Have you ever been to a client’s office or the bank or even a hospital and run into a handwritten notice on a bathroom door or adorned over a broken drinking fountain displaying some inconvenient news. Maybe it was created with a sharpie or maybe it looks like it was crafted in Microsoft Paint with provocative clipart. It is a simple message for a temporary setback, but it could easily be more reassuring, more professional, and more “on-brand.”
Real life scenario.
A hospital that gets 1,000 guests a day that walk through the front doors and atrium. Guests are visiting friends and loved ones. A new childbirth class is being offered that evening in a meeting room down the hall. A volunteer is sitting at the front desk, directing traffic and answering questions. An easel with a handwritten message points new parents in the right direction – just down the hall, in room 122. Regardless, if it was left to the last minute or a well-intentioned communication to new parents, it leaves an impression. In some cases, this could be the first time some have experienced a class at this hospital. For others this may be the 100th time they have walked through the hospital atrium. The little things add up when establishing your brand in the minds of your customers or audience.

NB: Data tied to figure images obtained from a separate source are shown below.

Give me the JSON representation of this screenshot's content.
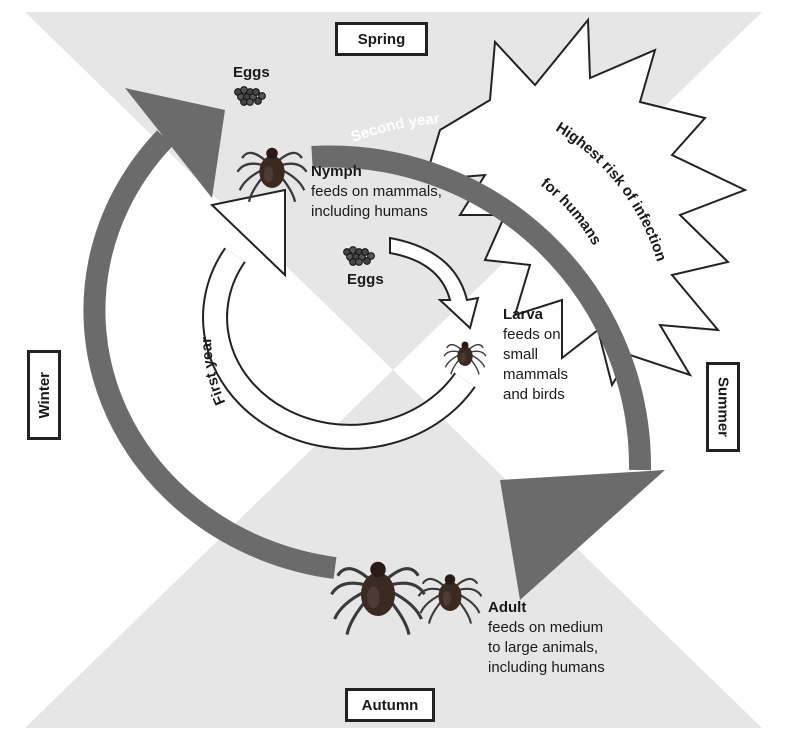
{
  "seasons": {
    "spring": "Spring",
    "summer": "Summer",
    "autumn": "Autumn",
    "winter": "Winter"
  },
  "stages": {
    "eggs_top": {
      "name": "Eggs"
    },
    "eggs_center": {
      "name": "Eggs"
    },
    "nymph": {
      "name": "Nymph",
      "desc": [
        "feeds on mammals,",
        "including humans"
      ]
    },
    "larva": {
      "name": "Larva",
      "desc": [
        "feeds on",
        "small",
        "mammals",
        "and birds"
      ]
    },
    "adult": {
      "name": "Adult",
      "desc": [
        "feeds on medium",
        "to large animals,",
        "including humans"
      ]
    }
  },
  "arrows": {
    "first_year": "First year",
    "second_year": "Second year"
  },
  "risk_burst": {
    "line1": "Highest risk of infection",
    "line2": "for humans"
  },
  "colors": {
    "arrow_fill": "#6b6b6b",
    "background_gray": "#e6e6e6",
    "tick_body": "#3a2a22"
  }
}
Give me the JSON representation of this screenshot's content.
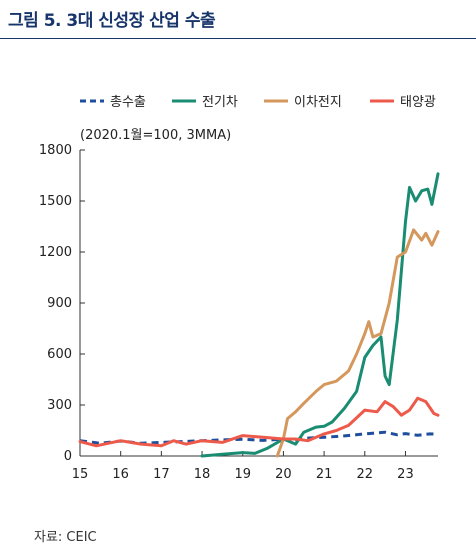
{
  "title": "그림 5. 3대 신성장 산업 수출",
  "source": "자료: CEIC",
  "chart_data": {
    "type": "line",
    "unit_note": "(2020.1월=100, 3MMA)",
    "x_tick_labels": [
      "15",
      "16",
      "17",
      "18",
      "19",
      "20",
      "21",
      "22",
      "23"
    ],
    "x_ticks": [
      2015,
      2016,
      2017,
      2018,
      2019,
      2020,
      2021,
      2022,
      2023
    ],
    "xlim": [
      2015,
      2023.8
    ],
    "ylim": [
      0,
      1800
    ],
    "y_ticks": [
      0,
      300,
      600,
      900,
      1200,
      1500,
      1800
    ],
    "y_tick_labels": [
      "0",
      "300",
      "600",
      "900",
      "1200",
      "1500",
      "1800"
    ],
    "legend_position": "top",
    "series": [
      {
        "name": "총수출",
        "color": "#1f4e9c",
        "dashed": true,
        "points": [
          [
            2015.0,
            90
          ],
          [
            2015.5,
            75
          ],
          [
            2016.0,
            88
          ],
          [
            2016.5,
            75
          ],
          [
            2017.0,
            80
          ],
          [
            2017.5,
            85
          ],
          [
            2018.0,
            90
          ],
          [
            2018.5,
            95
          ],
          [
            2019.0,
            98
          ],
          [
            2019.5,
            92
          ],
          [
            2020.0,
            100
          ],
          [
            2020.3,
            95
          ],
          [
            2020.6,
            105
          ],
          [
            2021.0,
            110
          ],
          [
            2021.5,
            118
          ],
          [
            2022.0,
            130
          ],
          [
            2022.5,
            140
          ],
          [
            2022.8,
            125
          ],
          [
            2023.0,
            132
          ],
          [
            2023.3,
            122
          ],
          [
            2023.6,
            130
          ],
          [
            2023.8,
            128
          ]
        ]
      },
      {
        "name": "전기차",
        "color": "#1a8c72",
        "dashed": false,
        "points": [
          [
            2018.0,
            0
          ],
          [
            2018.5,
            10
          ],
          [
            2019.0,
            20
          ],
          [
            2019.3,
            15
          ],
          [
            2019.6,
            45
          ],
          [
            2020.0,
            100
          ],
          [
            2020.3,
            70
          ],
          [
            2020.5,
            140
          ],
          [
            2020.8,
            170
          ],
          [
            2021.0,
            175
          ],
          [
            2021.2,
            200
          ],
          [
            2021.5,
            280
          ],
          [
            2021.8,
            380
          ],
          [
            2022.0,
            580
          ],
          [
            2022.2,
            650
          ],
          [
            2022.4,
            700
          ],
          [
            2022.5,
            470
          ],
          [
            2022.6,
            420
          ],
          [
            2022.8,
            800
          ],
          [
            2023.0,
            1380
          ],
          [
            2023.1,
            1580
          ],
          [
            2023.25,
            1500
          ],
          [
            2023.4,
            1560
          ],
          [
            2023.55,
            1570
          ],
          [
            2023.65,
            1480
          ],
          [
            2023.8,
            1660
          ]
        ]
      },
      {
        "name": "이차전지",
        "color": "#d4975c",
        "dashed": false,
        "points": [
          [
            2019.85,
            0
          ],
          [
            2020.0,
            100
          ],
          [
            2020.1,
            220
          ],
          [
            2020.3,
            260
          ],
          [
            2020.5,
            310
          ],
          [
            2020.8,
            380
          ],
          [
            2021.0,
            420
          ],
          [
            2021.3,
            440
          ],
          [
            2021.6,
            500
          ],
          [
            2021.8,
            600
          ],
          [
            2022.0,
            720
          ],
          [
            2022.1,
            790
          ],
          [
            2022.2,
            700
          ],
          [
            2022.4,
            720
          ],
          [
            2022.6,
            900
          ],
          [
            2022.8,
            1170
          ],
          [
            2023.0,
            1200
          ],
          [
            2023.2,
            1330
          ],
          [
            2023.4,
            1270
          ],
          [
            2023.5,
            1310
          ],
          [
            2023.65,
            1240
          ],
          [
            2023.8,
            1320
          ]
        ]
      },
      {
        "name": "태양광",
        "color": "#ee5a4a",
        "dashed": false,
        "points": [
          [
            2015.0,
            85
          ],
          [
            2015.4,
            60
          ],
          [
            2016.0,
            90
          ],
          [
            2016.5,
            70
          ],
          [
            2017.0,
            60
          ],
          [
            2017.3,
            90
          ],
          [
            2017.6,
            70
          ],
          [
            2018.0,
            90
          ],
          [
            2018.5,
            80
          ],
          [
            2019.0,
            120
          ],
          [
            2019.5,
            110
          ],
          [
            2020.0,
            100
          ],
          [
            2020.3,
            100
          ],
          [
            2020.6,
            90
          ],
          [
            2021.0,
            130
          ],
          [
            2021.3,
            150
          ],
          [
            2021.6,
            180
          ],
          [
            2022.0,
            270
          ],
          [
            2022.3,
            260
          ],
          [
            2022.5,
            320
          ],
          [
            2022.7,
            290
          ],
          [
            2022.9,
            240
          ],
          [
            2023.1,
            270
          ],
          [
            2023.3,
            340
          ],
          [
            2023.5,
            320
          ],
          [
            2023.7,
            250
          ],
          [
            2023.8,
            240
          ]
        ]
      }
    ]
  }
}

A temporary sign, poster or even a flyer can be as important as the 20-foot monument sign out front. Temporary doesn’t need to feel temporary. With the correct tools and templates in place, creating something for a moment could be easier and faster than crafting something by hand – and will be more on-brand. Whether you are pointing people to a class, or telling them a bathroom or drinking fountain is out of order, the concept of anybody with three minutes of time being able to develop a branded piece that is serving an important purpose is real and achievable. The bigger story is that all communication, temporary or otherwise, should be thought out, on-brand and crafted with care.